A rapper já havia entendido a própria sexualidade por ter crescido na cidade, em Campo Limpo Paulista. O assunto, porém, não era conversado com os pais adotivos, que eram evangélicos. Para eles, as meninas que ela levava em casa eram apenas amigas.
Por volta dos 13 anos, Katú soube pelo pai biológico que ela pertencia ao povo bororo-boe, no Mato Grosso. Após buscá-los na internet, a artista encontrou Neimar Kiga, 23. O parente a levou para conhecer a informação sobre o pai de Katú. Na escola na cidade, uma professora disse a Katú que eles haviam sido “extintos”. Além dos bororo-boe, Katú foi bem recebida por guaranis que habitam a região norte da cidade de São Paulo, mesmo quando afirmou ser bissexual e não-monogâmica. A recepção, diz ela, é bem diferente da recebida pela população não indígena. “Já escutei que não bastava ser índia, ainda tinha que ser sapatão”, conta. “Já aconteceu de pessoas tirarem fotografias enquanto estava de mão dada com outra garota”.

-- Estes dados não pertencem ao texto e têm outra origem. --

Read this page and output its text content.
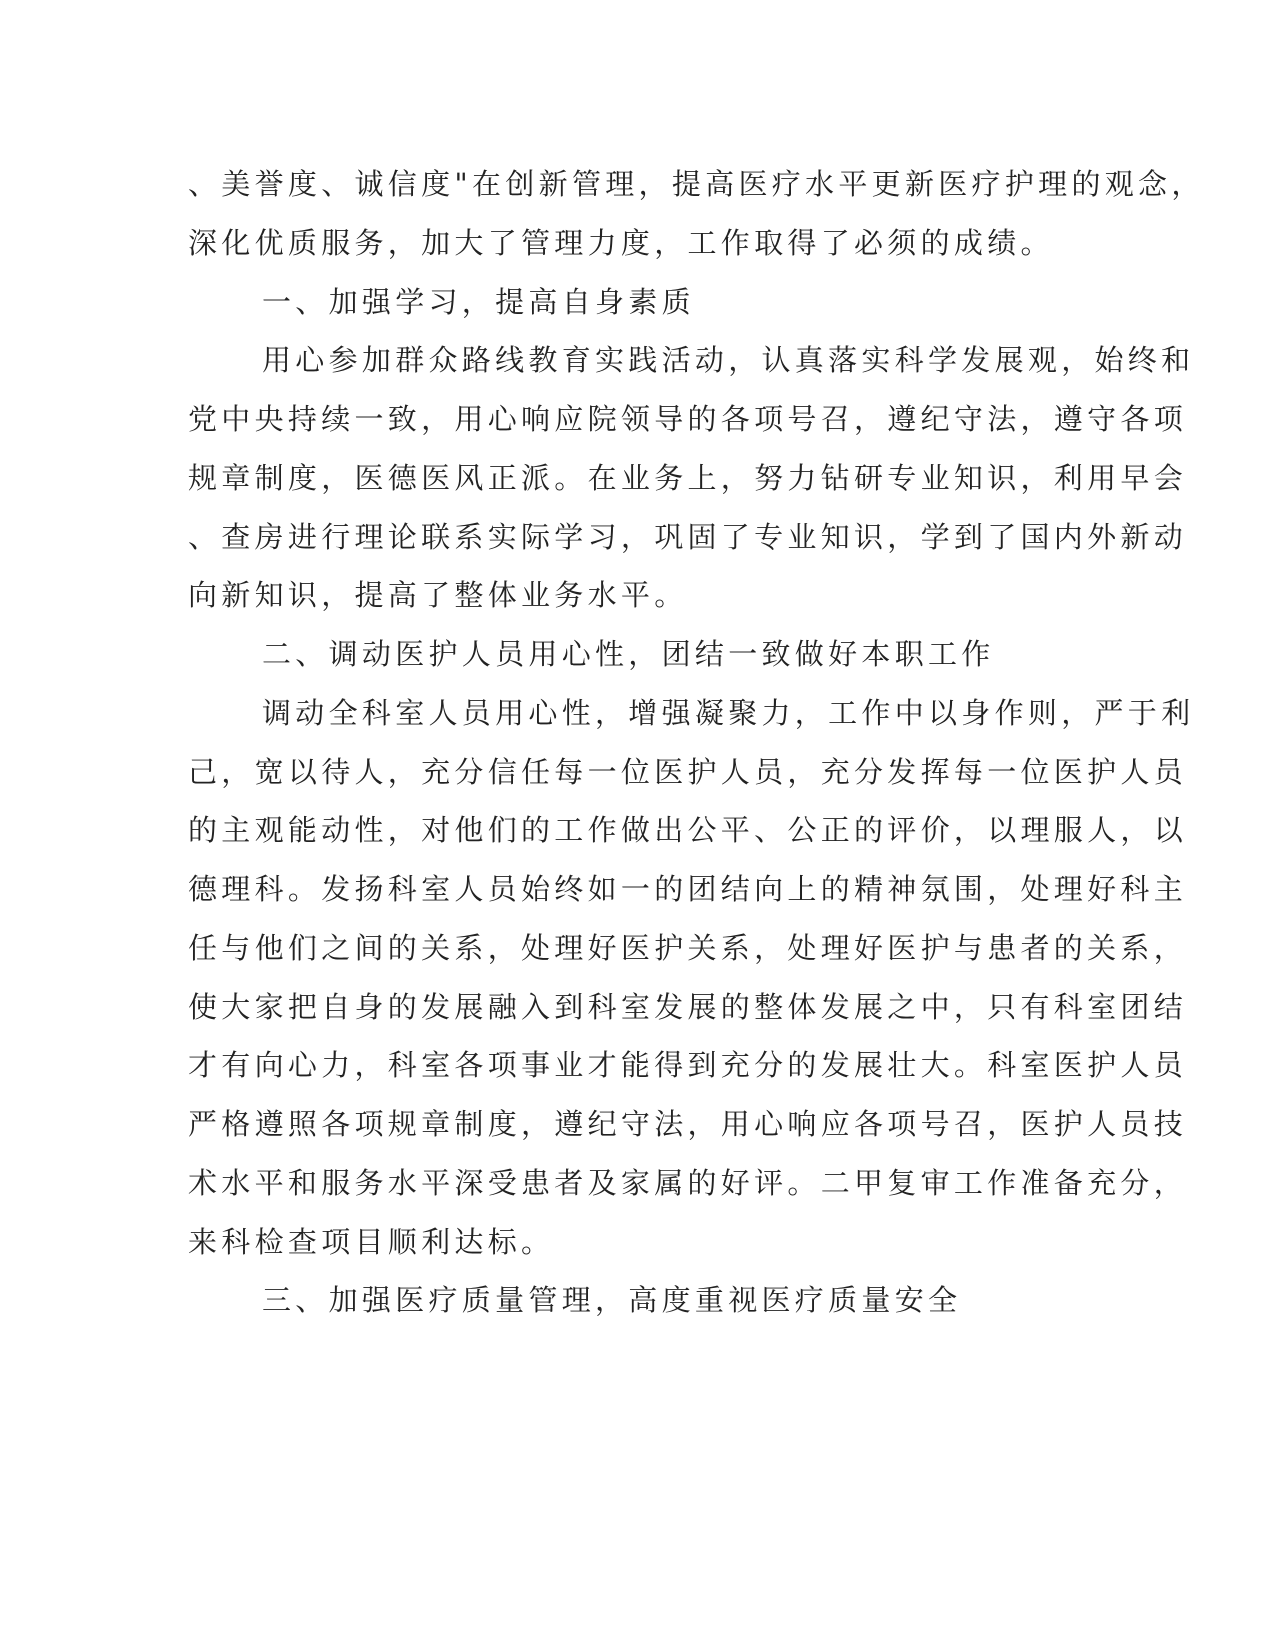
、美誉度、诚信度"在创新管理，提高医疗水平更新医疗护理的观念，

深化优质服务，加大了管理力度，工作取得了必须的成绩。

一、加强学习，提高自身素质

用心参加群众路线教育实践活动，认真落实科学发展观，始终和

党中央持续一致，用心响应院领导的各项号召，遵纪守法，遵守各项

规章制度，医德医风正派。在业务上，努力钻研专业知识，利用早会

、查房进行理论联系实际学习，巩固了专业知识，学到了国内外新动

向新知识，提高了整体业务水平。

二、调动医护人员用心性，团结一致做好本职工作

调动全科室人员用心性，增强凝聚力，工作中以身作则，严于利

己，宽以待人，充分信任每一位医护人员，充分发挥每一位医护人员

的主观能动性，对他们的工作做出公平、公正的评价，以理服人，以

德理科。发扬科室人员始终如一的团结向上的精神氛围，处理好科主

任与他们之间的关系，处理好医护关系，处理好医护与患者的关系，

使大家把自身的发展融入到科室发展的整体发展之中，只有科室团结

才有向心力，科室各项事业才能得到充分的发展壮大。科室医护人员

严格遵照各项规章制度，遵纪守法，用心响应各项号召，医护人员技

术水平和服务水平深受患者及家属的好评。二甲复审工作准备充分，

来科检查项目顺利达标。

三、加强医疗质量管理，高度重视医疗质量安全
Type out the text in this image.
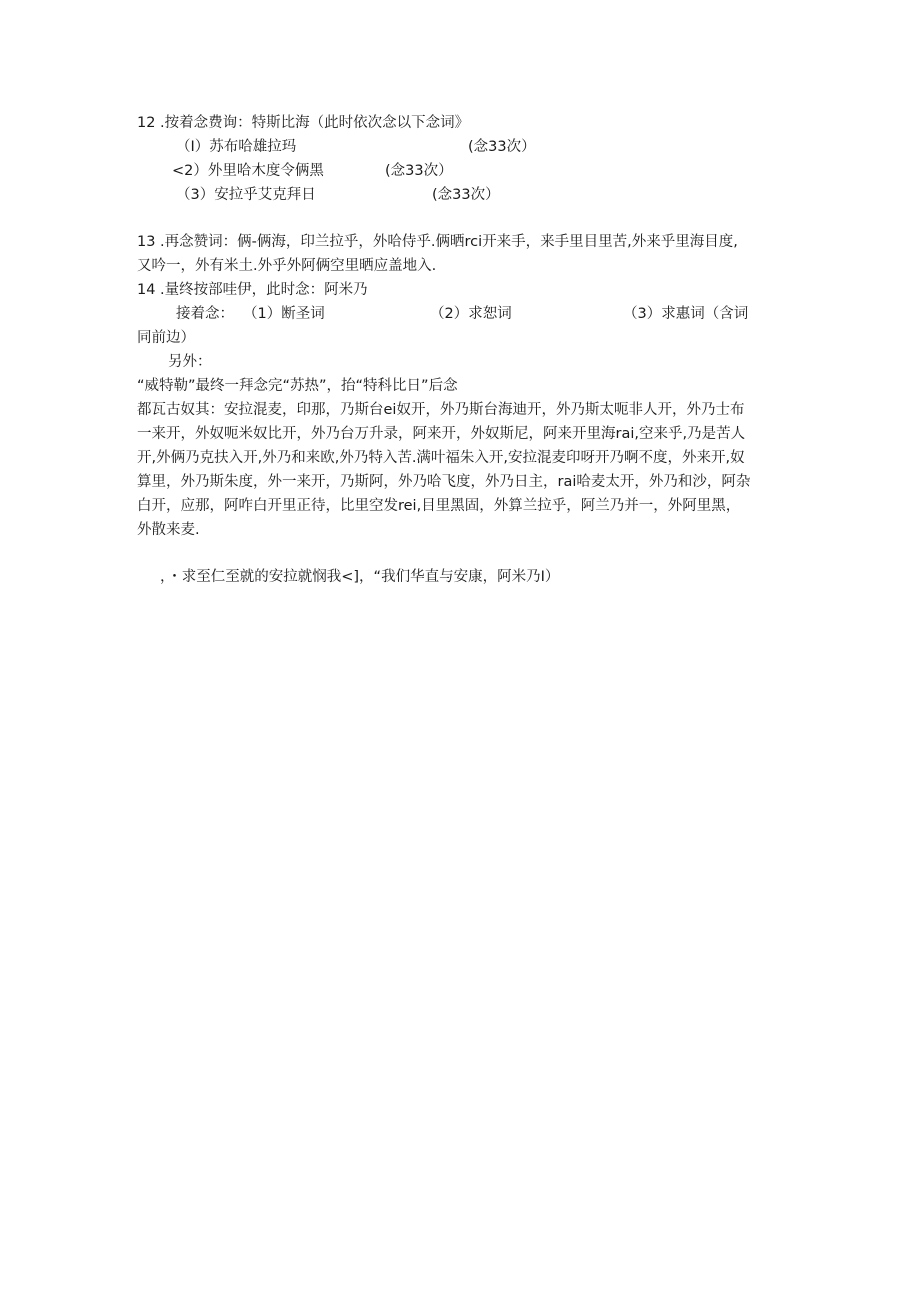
12 .按着念费询：特斯比海（此时依次念以下念词》
（I）苏布哈雄拉玛	(念33次）
<2）外里哈木度令俩黑	(念33次）
（3）安拉乎艾克拜日	(念33次）
13 .再念赞词：俩-俩海，印兰拉乎，外哈侍乎.俩晒rci开来手，来手里目里苦,外来乎里海目度,
又吟一，外有米土.外乎外阿俩空里晒应盖地入.
14 .量终按部哇伊，此时念：阿米乃
接着念： （1）断圣词	（2）求恕词	（3）求惠词（含词
同前边）
另外：
“威特勒”最终一拜念完“苏热”，抬“特科比日”后念
都瓦古奴其：安拉混麦，印那，乃斯台ei奴开，外乃斯台海迪开，外乃斯太呃非人开，外乃士布
一来开，外奴呃米奴比开，外乃台万升录，阿来开，外奴斯尼，阿来开里海rai,空来乎,乃是苦人
开,外俩乃克扶入开,外乃和来欧,外乃特入苦.满叶福朱入开,安拉混麦印呀开乃啊不度，外来开,奴
算里，外乃斯朱度，外一来开，乃斯阿，外乃哈飞度，外乃日主，rai哈麦太开，外乃和沙，阿杂
白开，应那，阿咋白开里正待，比里空发rei,目里黑固，外算兰拉乎，阿兰乃并一，外阿里黑，
外散来麦.
，・求至仁至就的安拉就悯我<]，“我们华直与安康，阿米乃I）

Controle da sexualidade como dominação O designer Neimar Boe, que apresentou Katú ao povo Bororo no Mato Grosso, conta que para ele, gay, a aceitação na aldeia demorou a acontecer o que o fez crescer envolto por conflitos existenciais.
Neimar Kiga Boe é LGBT e um dos criadores do coletivo para discutir inclusão indígena no movimento Imagem: Reprodução .
Imagem: Divulgação (Fotos: Maria Gabriela Zanotti e Daniel Sakimoto/Perudá).
Segundo o jovem, LGBTs indígenas já habitavam a aldeia onde nasceu, mas nem todos eram afeminados como ele. No passado, relata que a cultura de seu povo respeitava performances mais diversas de gênero e acreditava que transgêneros, por exemplo, eram pessoas tratadas de maneira semelhante aos povos norte-americanos, com dois espíritos — um masculino, um feminino — permitidas a praticar atividades que não eram relegadas aos homens e mulheres. Com a colonização, o processo mudou. “Foi um processo lento de aceitação. Com o tempo, fui aceito e vivemos em harmonia. Creio que entenderam que não dava para mudar quem eu sou”, diz.
O antropólogo Estevão R. Fernandes é autor do livro “Existe índio gay?: a colonização da sexualidade indígena”, que analisa como os colonizadores incluíram o controle da sexualidade para tentar dominar os povos originários.
Segundo o especialista, os tupinambás foram particularmente massacrados devido à sexualidade, no território que conhecemos hoje como Maranhão. A morte é considerada o primeiro registro de homofobia no Brasil.
O caso foi relatado em um diário escrito por um francês viajante. Em 1614, um índio teve o corpo estraçalhado por um canhão da Igreja por ser homossexual, ou um “Tibira”. Há ainda textos falando sobre como, entre os tupinambás, havia muitos homens indígenas que eram “no exterior mais homem”, mas tinham “voz de mulher” e cometiam os pecados mais “sujos e desonestos”.
Em 1755, o Marquês de Pombal defendeu a criação de diretórios indígenas para controlar os povos originários. Nos planos dele, as aldeias receberiam cartórios, delegacias, escolas, seria proibido ficar nu e falar idiomas nativos. A ideia era acabar com a noção de coletividade dos povos nativos e inserir a individualidade europeia.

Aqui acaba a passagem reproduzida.